Sen. Edward Kennedy Nixes Debates
Oct. 25, 2000
BOSTON (AP) _ For the first time since he first ran for Senate nearly four decades ago, Sen. Edward M. Kennedy has refused to debate his election opponents.
A Kennedy aide said Tuesday the senator was too busy with obligations in Washington, where the Senate is still in session.
``Time constraints due to the congressional schedule have made a debate impossible,'' Kennedy spokesman Will Keyser said. ``Congress won't finish its business until later this week and may spill over into next week.''
Republican Jack E. Robinson and Libertarian Carla Howell have repeatedly called on Kennedy to appear at a public forum.
Despite his Senate duties, Kennedy found time to tour the state in recent days.

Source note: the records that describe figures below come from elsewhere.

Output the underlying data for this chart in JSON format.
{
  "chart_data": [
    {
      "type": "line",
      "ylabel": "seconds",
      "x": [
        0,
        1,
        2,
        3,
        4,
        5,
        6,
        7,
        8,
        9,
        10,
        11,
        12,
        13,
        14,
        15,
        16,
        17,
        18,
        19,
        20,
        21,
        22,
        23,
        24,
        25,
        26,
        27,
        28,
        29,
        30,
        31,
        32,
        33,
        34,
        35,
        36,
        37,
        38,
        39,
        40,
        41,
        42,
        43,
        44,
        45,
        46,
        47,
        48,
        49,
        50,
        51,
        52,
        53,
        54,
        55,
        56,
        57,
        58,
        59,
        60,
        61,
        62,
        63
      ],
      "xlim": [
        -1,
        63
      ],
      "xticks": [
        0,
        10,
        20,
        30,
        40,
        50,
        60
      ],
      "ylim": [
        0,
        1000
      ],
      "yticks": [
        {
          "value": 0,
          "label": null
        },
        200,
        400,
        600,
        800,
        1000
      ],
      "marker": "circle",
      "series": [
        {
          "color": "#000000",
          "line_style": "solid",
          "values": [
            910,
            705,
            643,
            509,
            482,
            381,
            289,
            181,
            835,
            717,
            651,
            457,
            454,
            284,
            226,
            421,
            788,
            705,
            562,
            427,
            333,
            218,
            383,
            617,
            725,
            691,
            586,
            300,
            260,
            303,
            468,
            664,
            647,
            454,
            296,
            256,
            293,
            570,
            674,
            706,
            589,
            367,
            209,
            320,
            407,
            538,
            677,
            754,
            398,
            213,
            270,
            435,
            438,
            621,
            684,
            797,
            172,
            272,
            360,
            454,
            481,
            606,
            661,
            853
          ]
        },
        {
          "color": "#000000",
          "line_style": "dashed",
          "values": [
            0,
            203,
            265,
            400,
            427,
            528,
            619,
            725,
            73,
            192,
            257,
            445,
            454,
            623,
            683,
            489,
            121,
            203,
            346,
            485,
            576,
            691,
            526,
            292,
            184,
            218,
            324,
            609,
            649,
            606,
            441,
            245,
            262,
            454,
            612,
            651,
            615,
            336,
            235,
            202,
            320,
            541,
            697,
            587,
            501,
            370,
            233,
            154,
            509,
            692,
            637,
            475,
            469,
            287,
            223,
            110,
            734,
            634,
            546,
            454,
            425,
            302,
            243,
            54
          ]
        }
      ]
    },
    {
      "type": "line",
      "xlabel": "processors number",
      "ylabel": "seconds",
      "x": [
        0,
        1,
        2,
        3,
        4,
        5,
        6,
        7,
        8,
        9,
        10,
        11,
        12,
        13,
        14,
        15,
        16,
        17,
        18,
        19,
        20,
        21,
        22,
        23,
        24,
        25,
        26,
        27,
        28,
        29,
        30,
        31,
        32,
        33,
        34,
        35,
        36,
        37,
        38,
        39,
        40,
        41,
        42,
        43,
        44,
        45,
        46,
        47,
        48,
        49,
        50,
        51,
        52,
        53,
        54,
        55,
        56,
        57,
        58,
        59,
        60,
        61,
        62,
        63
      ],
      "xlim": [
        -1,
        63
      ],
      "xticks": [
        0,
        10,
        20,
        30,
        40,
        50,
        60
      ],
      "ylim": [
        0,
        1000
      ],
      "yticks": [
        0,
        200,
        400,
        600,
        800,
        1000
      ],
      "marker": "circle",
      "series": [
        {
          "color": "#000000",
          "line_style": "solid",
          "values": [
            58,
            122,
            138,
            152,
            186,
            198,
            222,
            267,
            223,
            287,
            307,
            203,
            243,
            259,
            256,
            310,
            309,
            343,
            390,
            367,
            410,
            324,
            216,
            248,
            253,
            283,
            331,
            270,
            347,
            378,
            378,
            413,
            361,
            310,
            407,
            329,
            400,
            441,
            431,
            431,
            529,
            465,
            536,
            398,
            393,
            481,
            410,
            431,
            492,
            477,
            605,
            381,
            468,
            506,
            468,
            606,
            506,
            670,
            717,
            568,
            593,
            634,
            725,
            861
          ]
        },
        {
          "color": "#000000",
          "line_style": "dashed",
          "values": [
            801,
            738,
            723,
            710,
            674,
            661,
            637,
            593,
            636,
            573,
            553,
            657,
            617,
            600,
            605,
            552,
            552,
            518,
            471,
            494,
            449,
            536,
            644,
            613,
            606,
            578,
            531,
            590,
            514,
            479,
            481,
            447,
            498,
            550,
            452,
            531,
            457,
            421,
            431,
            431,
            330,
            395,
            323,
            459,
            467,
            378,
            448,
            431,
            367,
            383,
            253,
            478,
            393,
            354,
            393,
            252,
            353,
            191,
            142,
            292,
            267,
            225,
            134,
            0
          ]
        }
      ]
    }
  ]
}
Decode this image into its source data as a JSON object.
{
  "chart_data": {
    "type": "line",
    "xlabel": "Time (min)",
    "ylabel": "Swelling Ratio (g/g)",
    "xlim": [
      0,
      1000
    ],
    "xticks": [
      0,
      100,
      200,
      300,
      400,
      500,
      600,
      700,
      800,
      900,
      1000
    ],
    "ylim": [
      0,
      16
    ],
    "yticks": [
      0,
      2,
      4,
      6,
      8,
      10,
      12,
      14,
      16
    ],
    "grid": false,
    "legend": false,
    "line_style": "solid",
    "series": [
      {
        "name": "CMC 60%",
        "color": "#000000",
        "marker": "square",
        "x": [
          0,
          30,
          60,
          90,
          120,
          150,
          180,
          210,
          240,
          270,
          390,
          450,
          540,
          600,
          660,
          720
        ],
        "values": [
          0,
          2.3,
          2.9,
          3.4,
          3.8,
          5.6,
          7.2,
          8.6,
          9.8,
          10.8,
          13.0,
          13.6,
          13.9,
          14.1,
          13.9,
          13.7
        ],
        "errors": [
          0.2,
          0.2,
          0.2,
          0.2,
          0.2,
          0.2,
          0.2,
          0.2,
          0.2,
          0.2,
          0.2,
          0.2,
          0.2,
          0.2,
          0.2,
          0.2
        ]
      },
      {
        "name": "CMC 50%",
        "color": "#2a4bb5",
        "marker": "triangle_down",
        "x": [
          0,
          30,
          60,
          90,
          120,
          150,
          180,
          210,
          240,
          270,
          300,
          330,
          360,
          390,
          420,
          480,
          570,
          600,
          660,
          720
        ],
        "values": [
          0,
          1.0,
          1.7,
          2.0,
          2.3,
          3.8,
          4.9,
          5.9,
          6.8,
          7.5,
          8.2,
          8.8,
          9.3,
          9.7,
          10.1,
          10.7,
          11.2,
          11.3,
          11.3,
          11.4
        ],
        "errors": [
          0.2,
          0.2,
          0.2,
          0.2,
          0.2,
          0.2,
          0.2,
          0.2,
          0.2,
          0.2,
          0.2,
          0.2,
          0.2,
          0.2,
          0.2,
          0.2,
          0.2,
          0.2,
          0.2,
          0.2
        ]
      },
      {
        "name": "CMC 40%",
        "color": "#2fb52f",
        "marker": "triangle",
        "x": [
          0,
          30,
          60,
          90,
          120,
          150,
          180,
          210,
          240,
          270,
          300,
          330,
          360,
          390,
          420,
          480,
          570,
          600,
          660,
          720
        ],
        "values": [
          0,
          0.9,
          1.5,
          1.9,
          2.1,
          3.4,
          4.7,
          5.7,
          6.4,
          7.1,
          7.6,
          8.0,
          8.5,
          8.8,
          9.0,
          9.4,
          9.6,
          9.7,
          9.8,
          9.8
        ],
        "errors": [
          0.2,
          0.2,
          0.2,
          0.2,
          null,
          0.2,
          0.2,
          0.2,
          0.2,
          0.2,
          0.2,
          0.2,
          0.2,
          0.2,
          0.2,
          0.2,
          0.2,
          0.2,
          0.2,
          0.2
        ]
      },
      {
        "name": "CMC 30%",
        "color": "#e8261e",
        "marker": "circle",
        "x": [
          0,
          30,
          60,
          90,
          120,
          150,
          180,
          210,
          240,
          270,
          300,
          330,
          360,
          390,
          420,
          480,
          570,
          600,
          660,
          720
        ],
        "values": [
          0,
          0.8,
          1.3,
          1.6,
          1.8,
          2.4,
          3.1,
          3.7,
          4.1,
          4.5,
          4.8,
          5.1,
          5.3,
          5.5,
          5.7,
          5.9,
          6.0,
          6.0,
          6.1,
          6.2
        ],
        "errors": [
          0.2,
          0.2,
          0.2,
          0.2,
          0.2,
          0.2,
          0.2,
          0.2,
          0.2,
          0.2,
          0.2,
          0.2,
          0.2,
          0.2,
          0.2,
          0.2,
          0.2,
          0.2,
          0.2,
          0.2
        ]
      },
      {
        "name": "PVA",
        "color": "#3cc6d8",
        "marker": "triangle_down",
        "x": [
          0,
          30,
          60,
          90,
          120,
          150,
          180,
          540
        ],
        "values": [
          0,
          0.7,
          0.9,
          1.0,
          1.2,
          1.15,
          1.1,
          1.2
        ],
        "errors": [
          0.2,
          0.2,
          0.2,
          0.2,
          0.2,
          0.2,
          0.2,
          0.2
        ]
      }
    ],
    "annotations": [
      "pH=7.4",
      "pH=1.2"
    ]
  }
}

On Monday, he was in New Bedford to announce a federal grant for a New Bedford Whaling exhibit and the New Bedford Portuguese Cultural Center. On Tuesday, in Boston, the senator addressed to the American Society of Therapeutic Radiology and Oncology, received an award from the Dana Farber Cancer Institute and spoke at a pro-Israel rally.
Robinson taunted Kennedy, offering to donate $2,500 to Kennedy's favorite charity if he agreed to debate on Thursday.
``If he rejects that offer, then the citizens of Massachusetts should reject him,'' Robinson said. ``He has declared himself a monarch.''
Howell blamed Kennedy's refusal on news organizations, which, she said, did not press for debates.
``Sen. Ted Kennedy is not debating in Massachusetts because the big Boston media have refused to require him to campaign,'' Howell said in a statement.
A consortium of newspaper and television stations had sought to scheduled a debate.
Kennedy has served in the Senate since 1962, winning the seat once held by his brother, President John F. Kennedy.